Discussion in 'QRP Corner' started by N0XXX, Feb 14, 2017.
While youre at oak hills research site pick up a wattmeter kit!
My only QRP kit experience has been the MFJ Cubs.
Made one for 80 and one for 40M, they work well and my best recomendation for them because they receive well and have a VFO that can be set for whatever 80 kHz wide part of the band you want. Operating is as easy as they come with a VFO knob (I calibrated mine with a paper lable I stuck on) and a volume control and on/off switch with a Led indicator.
My kit went together and aligned in about 2 hours. You have to wind a toroid coil or two but that is the hardest part of the job.
They only cost $ 99 when I bought mine a few years ago. A good investment in my opinion.
I have taken the 40M one camping and never fail to get a few QSOs every time. I use a lightweight wire dipole that I hang in tree limbs on the campsites and a 6AH gelcell battery that lasts all weekend after a friday night charge. .
This is a kit txcvr circuit board. Small Wonder Labs "White Mountain" 40 M SSB. Custom cabinet contains power supply and a 20W linear amp (can switch it out for QRP). Also uses an external VFO.
I have experience with those Frog Sounds Pixie kits, both assembled and disassembled.
If you are able to read the schematics and have a some spare time, it is worth building the kit. They cost under $10 disassembled and they can teach you a thing or two. With the first kit I built, I found out that it is better to use a battery source then a power supply to avoid a terrible buzz. When I connect an antenna to it, I can actually hear strong CW stations calling CQ.
As for the kits being in General or Extra class, that is true, but that can be easily fixed by simply swapping the crystal.

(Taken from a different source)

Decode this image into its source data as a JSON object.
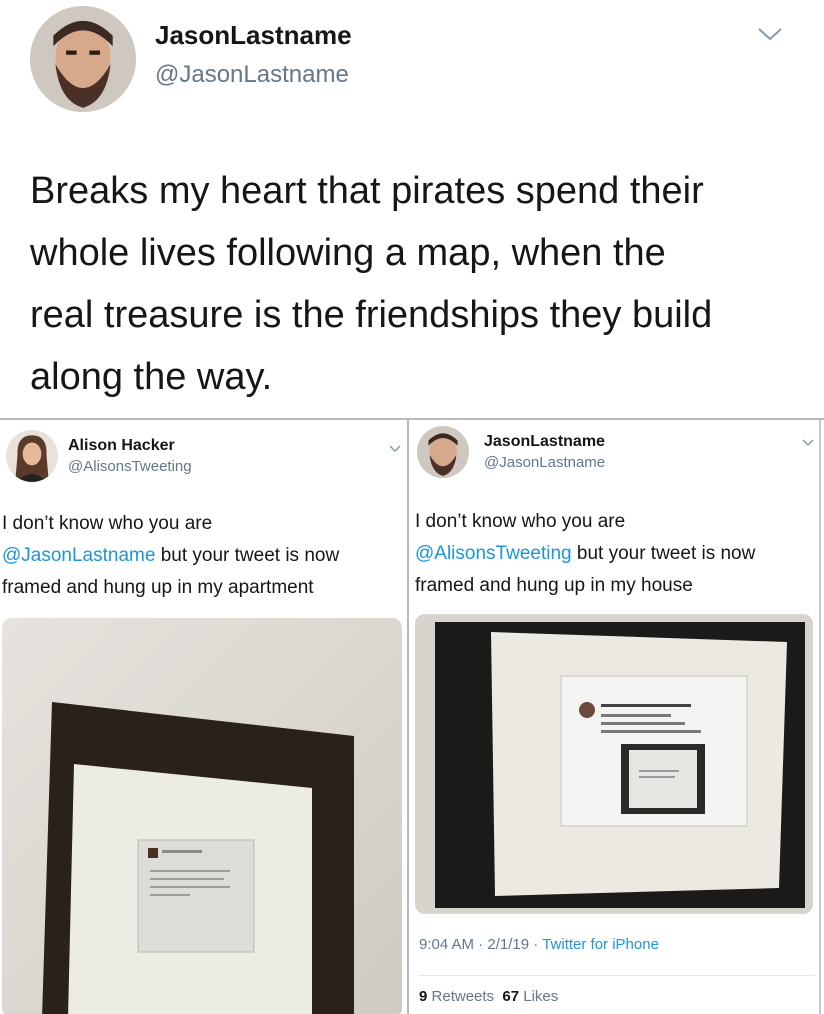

Most of them come in 7.023. If you go to halted.com you can purchase the crystals in 7.040 which is for technicians I believe.

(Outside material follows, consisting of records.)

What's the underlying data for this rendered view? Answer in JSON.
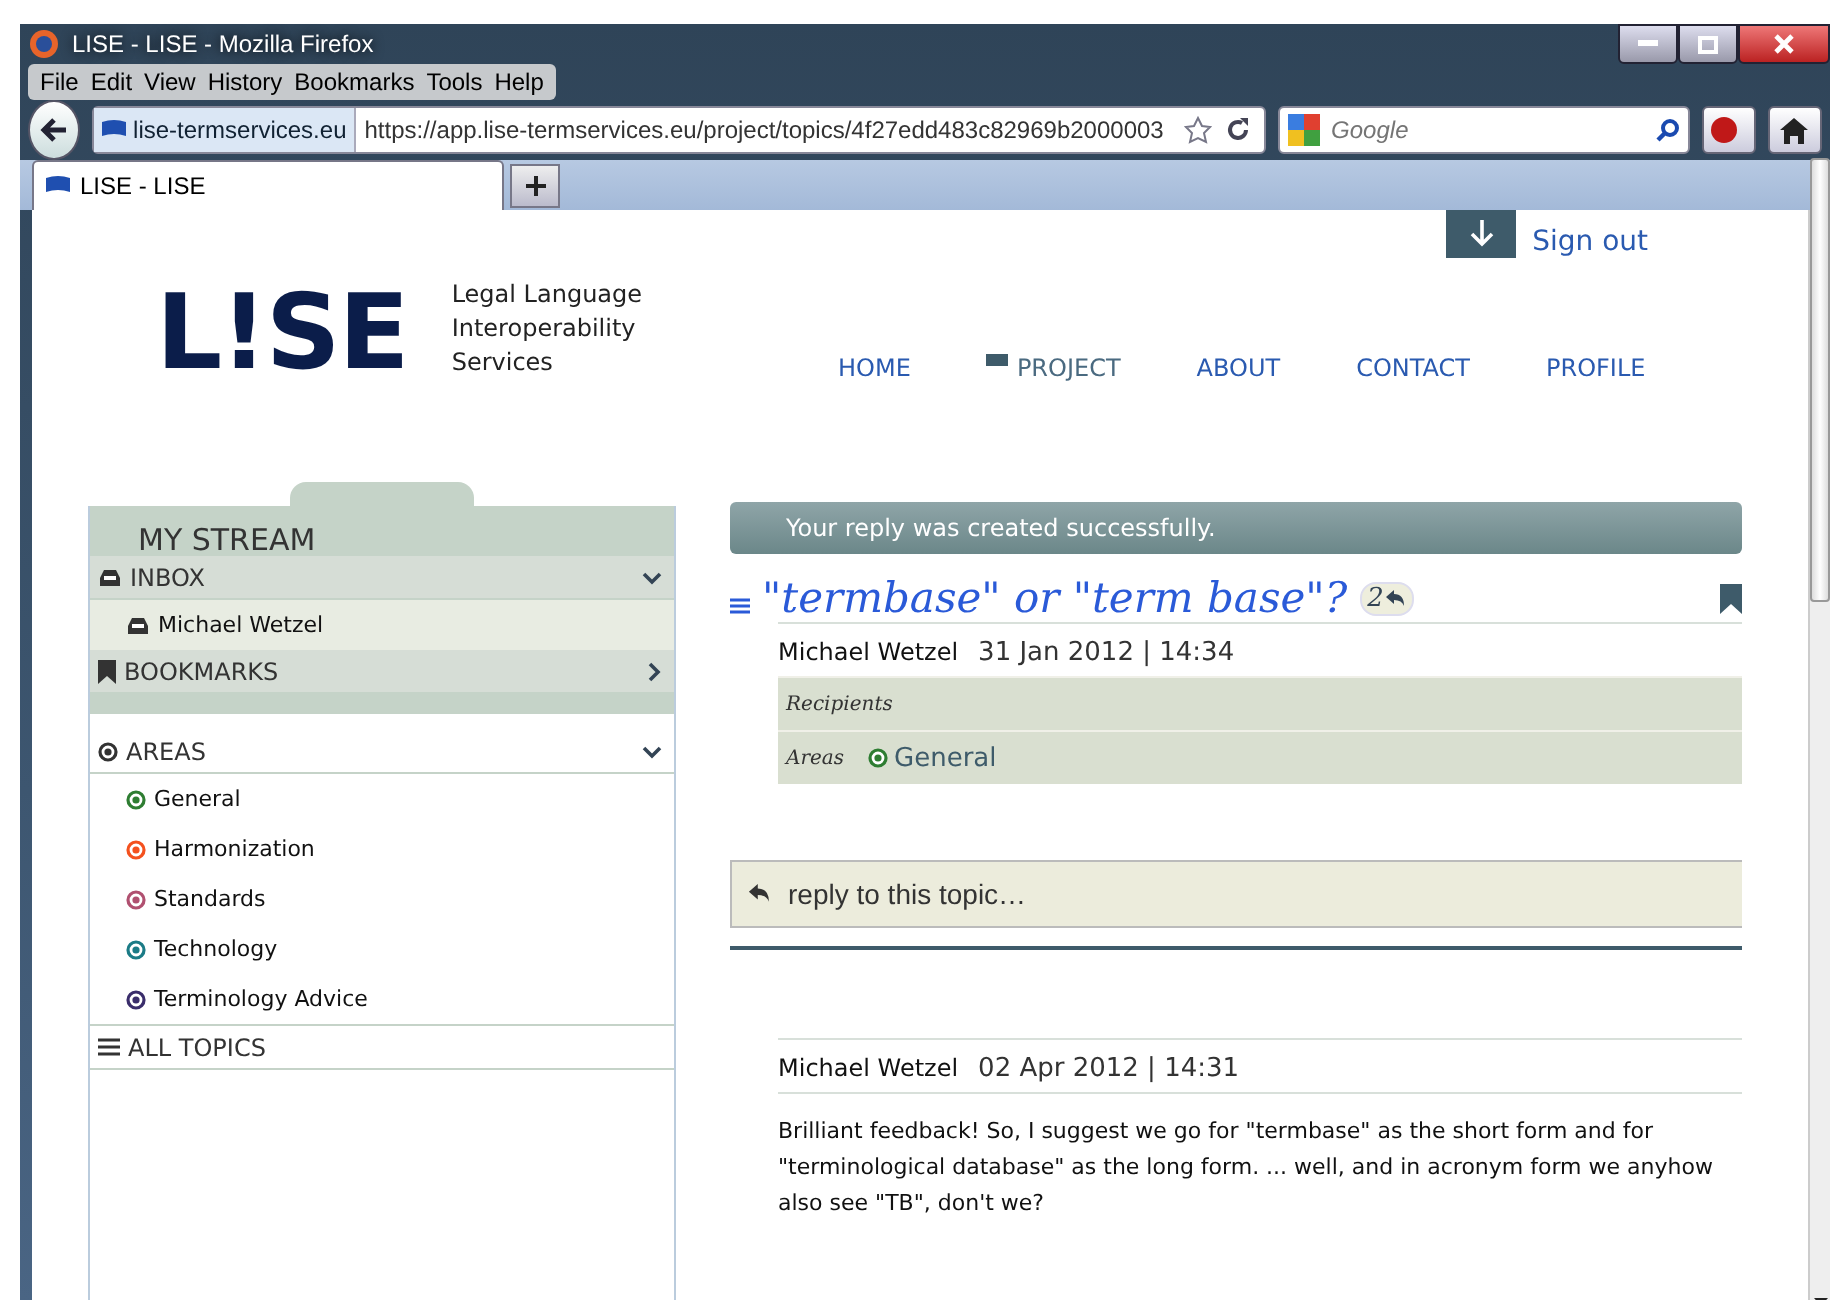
{
  "browser": {
    "title": "LISE - LISE - Mozilla Firefox",
    "menu": [
      "File",
      "Edit",
      "View",
      "History",
      "Bookmarks",
      "Tools",
      "Help"
    ],
    "site_identity": "lise-termservices.eu",
    "url": "https://app.lise-termservices.eu/project/topics/4f27edd483c82969b2000003",
    "search_placeholder": "Google",
    "tabs": [
      {
        "label": "LISE - LISE",
        "selected": true
      }
    ]
  },
  "header": {
    "sign_out": "Sign out",
    "logo": "L!SE",
    "tagline": [
      "Legal Language",
      "Interoperability",
      "Services"
    ],
    "nav": [
      {
        "label": "HOME",
        "kind": "link"
      },
      {
        "label": "PROJECT",
        "kind": "flag"
      },
      {
        "label": "ABOUT",
        "kind": "link"
      },
      {
        "label": "CONTACT",
        "kind": "link"
      },
      {
        "label": "PROFILE",
        "kind": "link"
      }
    ]
  },
  "sidebar": {
    "title": "MY STREAM",
    "inbox": {
      "label": "INBOX",
      "expanded": true,
      "items": [
        "Michael Wetzel"
      ]
    },
    "bookmarks": {
      "label": "BOOKMARKS",
      "expanded": false
    },
    "areas": {
      "label": "AREAS",
      "expanded": true,
      "items": [
        {
          "label": "General",
          "color": "#2e7d32"
        },
        {
          "label": "Harmonization",
          "color": "#f4511e"
        },
        {
          "label": "Standards",
          "color": "#b05070"
        },
        {
          "label": "Technology",
          "color": "#1b7b86"
        },
        {
          "label": "Terminology Advice",
          "color": "#3a2d6b"
        }
      ]
    },
    "all_topics": "ALL TOPICS"
  },
  "main": {
    "notice": "Your reply was created successfully.",
    "topic": {
      "title": "\"termbase\" or \"term base\"?",
      "reply_count": "2",
      "bookmarked": true,
      "author": "Michael Wetzel",
      "date": "31 Jan 2012 | 14:34",
      "recipients_label": "Recipients",
      "areas_label": "Areas",
      "areas": [
        {
          "label": "General",
          "color": "#2e7d32"
        }
      ]
    },
    "reply_placeholder": "reply to this topic…",
    "replies": [
      {
        "author": "Michael Wetzel",
        "date": "02 Apr 2012 | 14:31",
        "body": "Brilliant feedback! So, I suggest we go for \"termbase\" as the short form and for \"terminological database\" as the long form. ... well, and in acronym form we anyhow also see \"TB\", don't we?"
      }
    ]
  }
}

I would encourage you to buy a few kits.
Ihave two OHR-100a radios; one for 40 & the other for 20 meters. They both work great, after they warm up for 15 minutes or so. They put out an honest 5 watts with a great signal. The receiver is direct conversion, so you need to listen carefully. The selectivity is OK, nothing spectacular, but you can vary the tuning range when you build the kit. For example you may want to tune from 7.000 to 7.080 or from 7.025 to 7.105. This can be accomplished by varying the spacing on one of the toroids. I wouldn't recommend the OHR-100a for field operation because if the time it takes to warm up for stabilization. Finally, support from OHR for their kits is outstanding.

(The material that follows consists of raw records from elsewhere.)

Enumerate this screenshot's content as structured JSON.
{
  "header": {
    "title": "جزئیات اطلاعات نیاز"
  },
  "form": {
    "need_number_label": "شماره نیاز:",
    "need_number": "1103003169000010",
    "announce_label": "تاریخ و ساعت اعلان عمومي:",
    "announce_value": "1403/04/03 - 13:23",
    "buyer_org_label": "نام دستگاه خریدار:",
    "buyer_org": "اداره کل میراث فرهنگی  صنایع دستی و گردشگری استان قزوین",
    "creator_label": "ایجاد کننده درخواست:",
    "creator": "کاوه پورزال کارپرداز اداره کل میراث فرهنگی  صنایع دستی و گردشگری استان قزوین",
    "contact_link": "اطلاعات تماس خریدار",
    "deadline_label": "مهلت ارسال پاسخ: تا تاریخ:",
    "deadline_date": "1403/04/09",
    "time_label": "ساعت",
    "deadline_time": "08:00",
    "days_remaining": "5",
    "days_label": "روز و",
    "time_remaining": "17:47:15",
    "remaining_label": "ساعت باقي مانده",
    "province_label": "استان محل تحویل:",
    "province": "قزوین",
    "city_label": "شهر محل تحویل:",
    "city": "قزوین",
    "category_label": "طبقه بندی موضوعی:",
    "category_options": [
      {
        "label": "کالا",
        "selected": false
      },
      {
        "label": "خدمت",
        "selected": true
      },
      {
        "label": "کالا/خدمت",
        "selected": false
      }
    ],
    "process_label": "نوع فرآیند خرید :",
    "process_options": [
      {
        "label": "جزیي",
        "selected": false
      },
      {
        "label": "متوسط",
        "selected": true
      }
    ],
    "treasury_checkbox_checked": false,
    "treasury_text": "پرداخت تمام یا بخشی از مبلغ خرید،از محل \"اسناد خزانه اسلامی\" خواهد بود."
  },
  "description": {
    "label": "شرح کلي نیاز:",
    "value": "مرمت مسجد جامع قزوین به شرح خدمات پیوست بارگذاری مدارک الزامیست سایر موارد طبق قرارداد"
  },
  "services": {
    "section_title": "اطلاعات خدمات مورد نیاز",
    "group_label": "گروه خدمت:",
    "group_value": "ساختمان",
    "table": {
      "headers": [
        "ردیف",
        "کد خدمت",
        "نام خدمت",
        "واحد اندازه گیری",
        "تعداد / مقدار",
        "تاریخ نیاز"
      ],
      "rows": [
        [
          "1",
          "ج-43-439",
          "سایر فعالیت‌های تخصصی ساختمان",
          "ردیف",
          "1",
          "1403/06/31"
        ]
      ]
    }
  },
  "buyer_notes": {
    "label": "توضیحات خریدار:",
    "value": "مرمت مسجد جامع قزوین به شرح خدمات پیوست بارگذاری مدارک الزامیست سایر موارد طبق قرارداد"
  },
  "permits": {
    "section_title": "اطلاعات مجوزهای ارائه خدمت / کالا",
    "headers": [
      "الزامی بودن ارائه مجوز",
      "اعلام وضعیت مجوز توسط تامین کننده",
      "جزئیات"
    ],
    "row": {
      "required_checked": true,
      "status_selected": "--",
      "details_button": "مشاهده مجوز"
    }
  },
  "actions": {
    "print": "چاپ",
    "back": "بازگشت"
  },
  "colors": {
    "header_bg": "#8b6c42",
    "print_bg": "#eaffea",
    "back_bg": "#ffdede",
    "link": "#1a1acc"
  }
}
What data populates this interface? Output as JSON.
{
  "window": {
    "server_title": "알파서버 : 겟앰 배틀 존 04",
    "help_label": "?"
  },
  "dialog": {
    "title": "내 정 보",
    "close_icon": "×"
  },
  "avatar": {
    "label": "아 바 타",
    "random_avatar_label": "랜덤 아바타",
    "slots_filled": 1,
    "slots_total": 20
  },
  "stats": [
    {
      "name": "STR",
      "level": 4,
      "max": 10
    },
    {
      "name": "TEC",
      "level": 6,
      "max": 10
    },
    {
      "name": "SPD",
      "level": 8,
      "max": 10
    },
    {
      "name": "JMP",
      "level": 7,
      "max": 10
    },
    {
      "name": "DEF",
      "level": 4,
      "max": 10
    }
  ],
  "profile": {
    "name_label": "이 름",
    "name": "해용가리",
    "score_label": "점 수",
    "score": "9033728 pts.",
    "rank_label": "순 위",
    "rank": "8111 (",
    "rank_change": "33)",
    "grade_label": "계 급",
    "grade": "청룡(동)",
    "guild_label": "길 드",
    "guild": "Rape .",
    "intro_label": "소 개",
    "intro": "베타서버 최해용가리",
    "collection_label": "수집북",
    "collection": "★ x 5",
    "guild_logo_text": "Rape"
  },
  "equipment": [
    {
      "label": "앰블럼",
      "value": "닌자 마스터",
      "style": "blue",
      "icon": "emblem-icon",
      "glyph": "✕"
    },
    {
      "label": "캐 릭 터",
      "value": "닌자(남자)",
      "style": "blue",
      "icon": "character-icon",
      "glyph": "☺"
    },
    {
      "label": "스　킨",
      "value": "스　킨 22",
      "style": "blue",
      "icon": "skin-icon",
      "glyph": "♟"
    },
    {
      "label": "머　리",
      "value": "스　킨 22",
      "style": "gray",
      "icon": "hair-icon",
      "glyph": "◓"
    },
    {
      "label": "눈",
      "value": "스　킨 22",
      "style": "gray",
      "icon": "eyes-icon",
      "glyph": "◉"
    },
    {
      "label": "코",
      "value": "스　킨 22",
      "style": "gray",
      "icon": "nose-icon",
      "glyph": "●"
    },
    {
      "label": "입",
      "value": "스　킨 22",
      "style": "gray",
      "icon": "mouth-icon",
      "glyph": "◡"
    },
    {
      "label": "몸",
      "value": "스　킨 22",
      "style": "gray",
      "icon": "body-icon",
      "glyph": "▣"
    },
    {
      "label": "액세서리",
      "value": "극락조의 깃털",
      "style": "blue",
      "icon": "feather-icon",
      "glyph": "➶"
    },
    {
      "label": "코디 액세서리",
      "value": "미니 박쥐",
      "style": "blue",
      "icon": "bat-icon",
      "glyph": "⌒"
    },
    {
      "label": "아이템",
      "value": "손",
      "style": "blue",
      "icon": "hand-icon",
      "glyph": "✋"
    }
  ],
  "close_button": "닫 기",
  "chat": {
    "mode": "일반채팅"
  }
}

ALSO, consider LnR Precision and their MountainTopper 3 bander (40, 30 & 20 meters). This rig puts out 5 watts on 12vdc and down to 2.5 watts on 6vdc! This is an outstanding portable rig. LnR also makes "trail friendly" Zepp wire antennas. They are tuned for 40, 30 and 20 meters to match with the MountainTopper. This radio is not a kit but ready to operate.
Check out both the OHR-100a and the MountainTopper.
73, Ken - KG4LLQ
I have had one of the original Rockmite for a long time, and it's a blast to use.
http://www.hfsigs.com/ Bitx40 another great 40m kit , comes complete with everything you need for only $59 shipped, made lots of contacts on mine already, and many people are modding them for different modes and bands
There are the Bitx40 kits from India, they work well.
I would avoid the "old QRP" freq of 7040, that usually is busy with DIGI mode signals, Try 7030 now. OR get a rig with a VFO.
I ALSO would avoid the "direct conversion" since you hear signals either side of Zero beat, it is not that much more cost to have a surpehet with decent xtal filters for single signal reception. Much less confusing to tune.
QRPguys.com Paraset is nice building one now. Just finished a bitx40 full mods with cw.